If there’s a bigger picture thought which On Agriculture prompted, it’s the problem of categories.  In a section addressing illnesses and injuries to livestock, Cato recommended feeding cattle an egg.  “But,” a modern reader might protest, “cows are supposed to be herbivores, which means they only eat plants.”  We like making systems and ordering the world into categories, but nature has a tendency to defy those categories.  It’s just not as neat as we can think it is from our typical daily isolation from nature.  Those of us who still live on a farm, or who spend a lot of time outside, won’t be surprised by a deer eating a dead bird or a cow eating an egg – the surprise comes from thinking we know a thing because it was written down and put into a neat category on paper.

It is also interesting to note that Cato, like many of his Roman contemporaries, successors, predecessors, and others in different places and times well into the modern day, lauded the agrarian lifestyle as the pinnacle of human thriving.  How much this view arises again and again because it has some substance which appeals to something innate about how humans interact with the world, and how much it endures because it is passed along from one civilization to another in our stories and ideas, is difficult to say with any certainty, but it certainly does appear and reappear all over the world and all over history (including the present day).

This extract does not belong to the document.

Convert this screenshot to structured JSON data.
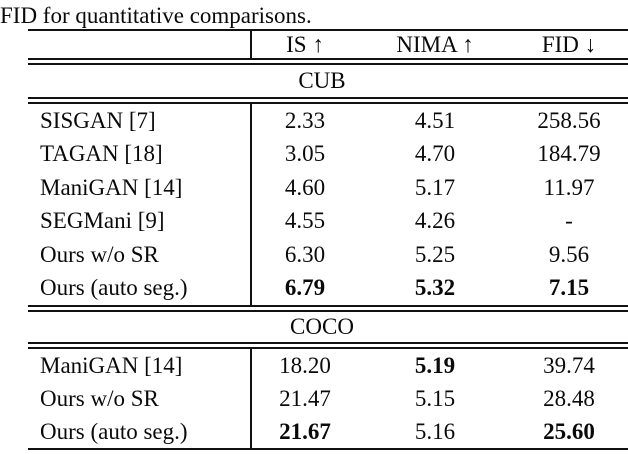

Mostly, though, this is a book of details.  Some of them are even details you could use.  There are a handful of recipes included, and while I don’t foresee making giant batches of hams by burying them in Roman salt anytime soon, and the cheesecake recipe was a little odd (plus, I would have to figure out what kind of corn and what kind of cheese is being referenced), the olive recipe actually looked rather intriguing.  It could be fun to make a recipe from over two thousand years ago (and yes, I realize that basic bread recipes are pretty much all older than that, albeit with some variations).  I certainly won’t be running a Roman farm anytime soon, but that doesn’t make Cato’s On Agriculture any less interesting.